Attachment filename filtering

[dandadude]

Hi!

My main question:
I would like to filter based on an exact attachment name (Form.zip). So no mails can get through that have exactly a "Form.zip" file attached.
How is that possible? Every solution is OK, even spamassassin to give a high score for it... This can be used site-wide also, doesn't have to apply to an account.

Another question, but this might be a hard one:
We are getting lot of impersonating mails (with almost valid signatures, maybe some external address was hacked who received mail from that somebody) where only the "Full Name" from the From header is spoofed (because of strict SPF) and the e-mail address is a spam address, but for some reason, spamassassin and RBL lists don't have a chance (SPF is valid, hardly any rules apply to get extra points...). If I would be able to create a rule for instance if the mail has "one of the Full Names from a txt" in the From header and not a valid local e-mail address -> make it spam, then it would be easy to catch these spoofers.

Thank you,
Daniel

 

[Spirogg]

My main question:
I would like to filter based on an exact attachment name (Form.zip). So no mails can get through that have exactly a "Form.zip" file attached.
How is that possible? Every solution is OK, even spamassassin to give a high score for it... This can be used site-wide also, doesn't have to apply to an account.

I only had this bookmarked before for myself but you can read this and see if that helps

Attachments: Filter messages with dangerous attachments

It seems that .JAR files are being recieved in emails, so I'm guessing that the above exim rule doesn't consider .JAR files dangerous, or the rule doesn't work.
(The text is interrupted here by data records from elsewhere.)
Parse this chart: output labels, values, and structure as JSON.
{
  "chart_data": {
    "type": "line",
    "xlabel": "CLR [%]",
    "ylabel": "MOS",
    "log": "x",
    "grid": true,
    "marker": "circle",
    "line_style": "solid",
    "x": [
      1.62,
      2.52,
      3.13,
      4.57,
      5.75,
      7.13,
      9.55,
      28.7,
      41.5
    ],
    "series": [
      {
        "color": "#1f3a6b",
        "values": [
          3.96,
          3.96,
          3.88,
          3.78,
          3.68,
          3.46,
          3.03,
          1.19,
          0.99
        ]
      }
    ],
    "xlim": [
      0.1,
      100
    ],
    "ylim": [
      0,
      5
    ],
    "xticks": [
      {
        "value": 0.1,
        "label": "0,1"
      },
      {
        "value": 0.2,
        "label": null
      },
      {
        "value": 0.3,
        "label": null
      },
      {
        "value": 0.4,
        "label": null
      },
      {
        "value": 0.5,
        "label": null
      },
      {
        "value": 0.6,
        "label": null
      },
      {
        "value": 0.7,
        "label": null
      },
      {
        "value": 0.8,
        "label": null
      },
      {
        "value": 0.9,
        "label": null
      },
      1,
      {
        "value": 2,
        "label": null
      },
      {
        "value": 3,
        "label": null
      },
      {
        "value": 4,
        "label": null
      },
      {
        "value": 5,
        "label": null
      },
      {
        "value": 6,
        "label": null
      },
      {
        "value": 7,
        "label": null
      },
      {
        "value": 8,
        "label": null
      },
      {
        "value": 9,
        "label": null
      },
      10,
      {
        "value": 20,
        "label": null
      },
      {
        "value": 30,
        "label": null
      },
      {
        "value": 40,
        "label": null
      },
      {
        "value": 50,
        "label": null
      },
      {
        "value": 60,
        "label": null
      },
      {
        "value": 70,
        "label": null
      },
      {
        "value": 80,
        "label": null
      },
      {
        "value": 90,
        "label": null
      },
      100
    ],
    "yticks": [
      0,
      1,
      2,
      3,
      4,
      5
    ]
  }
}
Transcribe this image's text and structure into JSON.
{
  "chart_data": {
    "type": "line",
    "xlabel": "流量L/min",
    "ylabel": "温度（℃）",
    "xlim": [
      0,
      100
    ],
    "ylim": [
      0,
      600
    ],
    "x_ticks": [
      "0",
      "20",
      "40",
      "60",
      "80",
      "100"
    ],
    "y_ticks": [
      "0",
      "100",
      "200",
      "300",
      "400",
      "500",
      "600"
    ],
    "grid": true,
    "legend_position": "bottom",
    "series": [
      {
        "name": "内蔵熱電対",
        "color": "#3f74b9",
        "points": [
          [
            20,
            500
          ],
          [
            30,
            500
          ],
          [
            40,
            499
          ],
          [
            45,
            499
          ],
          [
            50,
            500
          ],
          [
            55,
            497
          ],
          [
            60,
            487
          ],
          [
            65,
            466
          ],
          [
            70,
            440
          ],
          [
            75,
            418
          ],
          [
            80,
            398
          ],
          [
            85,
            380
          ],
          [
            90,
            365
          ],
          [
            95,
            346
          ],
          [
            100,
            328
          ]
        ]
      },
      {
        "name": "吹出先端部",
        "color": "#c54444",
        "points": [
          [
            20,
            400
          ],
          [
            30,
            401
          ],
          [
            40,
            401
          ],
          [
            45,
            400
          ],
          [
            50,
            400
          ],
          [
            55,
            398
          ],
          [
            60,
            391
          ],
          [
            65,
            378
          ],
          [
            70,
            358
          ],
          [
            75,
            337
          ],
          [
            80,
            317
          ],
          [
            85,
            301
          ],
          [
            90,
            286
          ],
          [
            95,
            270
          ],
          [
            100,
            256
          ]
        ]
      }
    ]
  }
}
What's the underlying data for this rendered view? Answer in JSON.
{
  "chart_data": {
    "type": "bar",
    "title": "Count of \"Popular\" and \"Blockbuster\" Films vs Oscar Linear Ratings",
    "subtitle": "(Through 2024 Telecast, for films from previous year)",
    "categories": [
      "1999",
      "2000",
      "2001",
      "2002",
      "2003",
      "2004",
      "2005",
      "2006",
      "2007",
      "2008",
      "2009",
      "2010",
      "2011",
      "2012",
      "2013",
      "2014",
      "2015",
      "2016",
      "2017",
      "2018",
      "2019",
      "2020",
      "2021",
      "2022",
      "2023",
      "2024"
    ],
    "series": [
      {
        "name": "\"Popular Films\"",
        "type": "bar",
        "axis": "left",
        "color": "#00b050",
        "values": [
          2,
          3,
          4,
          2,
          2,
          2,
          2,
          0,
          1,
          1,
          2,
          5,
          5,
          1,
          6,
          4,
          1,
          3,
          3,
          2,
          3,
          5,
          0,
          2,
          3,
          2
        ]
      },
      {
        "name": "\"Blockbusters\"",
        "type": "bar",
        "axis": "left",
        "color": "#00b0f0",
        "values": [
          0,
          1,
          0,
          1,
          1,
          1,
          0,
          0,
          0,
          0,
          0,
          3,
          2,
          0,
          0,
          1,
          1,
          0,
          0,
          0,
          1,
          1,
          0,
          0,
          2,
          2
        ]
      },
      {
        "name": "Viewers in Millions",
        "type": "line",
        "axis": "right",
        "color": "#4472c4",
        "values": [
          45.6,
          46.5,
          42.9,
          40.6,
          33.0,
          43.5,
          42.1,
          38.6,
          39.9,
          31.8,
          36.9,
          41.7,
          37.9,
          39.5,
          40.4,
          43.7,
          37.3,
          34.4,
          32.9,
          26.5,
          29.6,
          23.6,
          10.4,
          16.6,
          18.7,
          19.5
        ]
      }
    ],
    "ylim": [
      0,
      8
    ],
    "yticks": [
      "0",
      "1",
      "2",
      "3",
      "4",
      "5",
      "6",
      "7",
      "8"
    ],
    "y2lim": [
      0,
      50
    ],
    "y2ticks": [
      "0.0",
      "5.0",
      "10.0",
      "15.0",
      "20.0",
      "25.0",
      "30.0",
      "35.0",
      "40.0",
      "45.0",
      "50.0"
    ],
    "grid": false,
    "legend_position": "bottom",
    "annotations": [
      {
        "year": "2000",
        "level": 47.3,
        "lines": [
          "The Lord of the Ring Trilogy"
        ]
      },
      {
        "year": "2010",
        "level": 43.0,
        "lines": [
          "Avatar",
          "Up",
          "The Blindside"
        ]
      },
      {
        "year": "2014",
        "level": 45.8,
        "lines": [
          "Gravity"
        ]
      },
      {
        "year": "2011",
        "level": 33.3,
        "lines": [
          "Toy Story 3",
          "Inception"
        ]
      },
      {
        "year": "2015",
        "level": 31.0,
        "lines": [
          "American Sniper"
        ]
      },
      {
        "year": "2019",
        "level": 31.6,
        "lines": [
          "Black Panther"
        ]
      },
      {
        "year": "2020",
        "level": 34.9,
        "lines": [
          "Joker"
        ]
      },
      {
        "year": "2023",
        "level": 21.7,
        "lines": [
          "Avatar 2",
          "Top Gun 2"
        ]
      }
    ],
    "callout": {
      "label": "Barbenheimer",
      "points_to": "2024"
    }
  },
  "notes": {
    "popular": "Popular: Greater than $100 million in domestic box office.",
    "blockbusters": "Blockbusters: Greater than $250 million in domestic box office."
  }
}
Do I need to add .JAR as a dangerous file in any sort of config ?

forums.cpanel.net

I don't have any suggestions for your other question but I'm sure someone will reply

kind regards,
Spiro

 

[cPRex]

For the global filter issue, you might want to check this out: How to Customize the Exim System Filter File | cPanel & WHM Documentation

Would one of those filter types also work for your second issue?

 

[dandadude]

I only had this bookmarked before for myself but you can read this and see if that helps

Attachments: Filter messages with dangerous attachments

It seems that .JAR files are being recieved in emails, so I'm guessing that the above exim rule doesn't consider .JAR files dangerous, or the rule doesn't work. Do I need to add .JAR as a dangerous file in any sort of config ?

forums.cpanel.net

I don't have any suggestions for your other question but I'm sure someone will reply

kind regards,
Spiro

Thanks for the link!
It would be nice to receive an exact line for "Form.zip", cause I don't know how to change the regex-extension list to an exact attachment name.

Thanks

 

[dandadude]

For the global filter issue, you might want to check this out: How to Customize the Exim System Filter File | cPanel & WHM Documentation

Would one of those filter types also work for your second issue?

Thanks, sounds nice!
Can you give me an example with a specific "Form.zip" filename instead of examples of whole extension filtering?

Thanks

 

[cPRex]

How about the details here:

Block custom attachments EXIM issue

Following the instructions from How to Customize the Exim System Filter File - cPanel Knowledge Base - cPanel Documentation I have created a custom system filter at /etc/cpanel_exim_system_filter_custom by copying the /etc/cpanel_exim_system_filter file then I chose that file at WHM >> Home >>...

forums.cpanel.net

that thread looks very similar to what you're trying to do.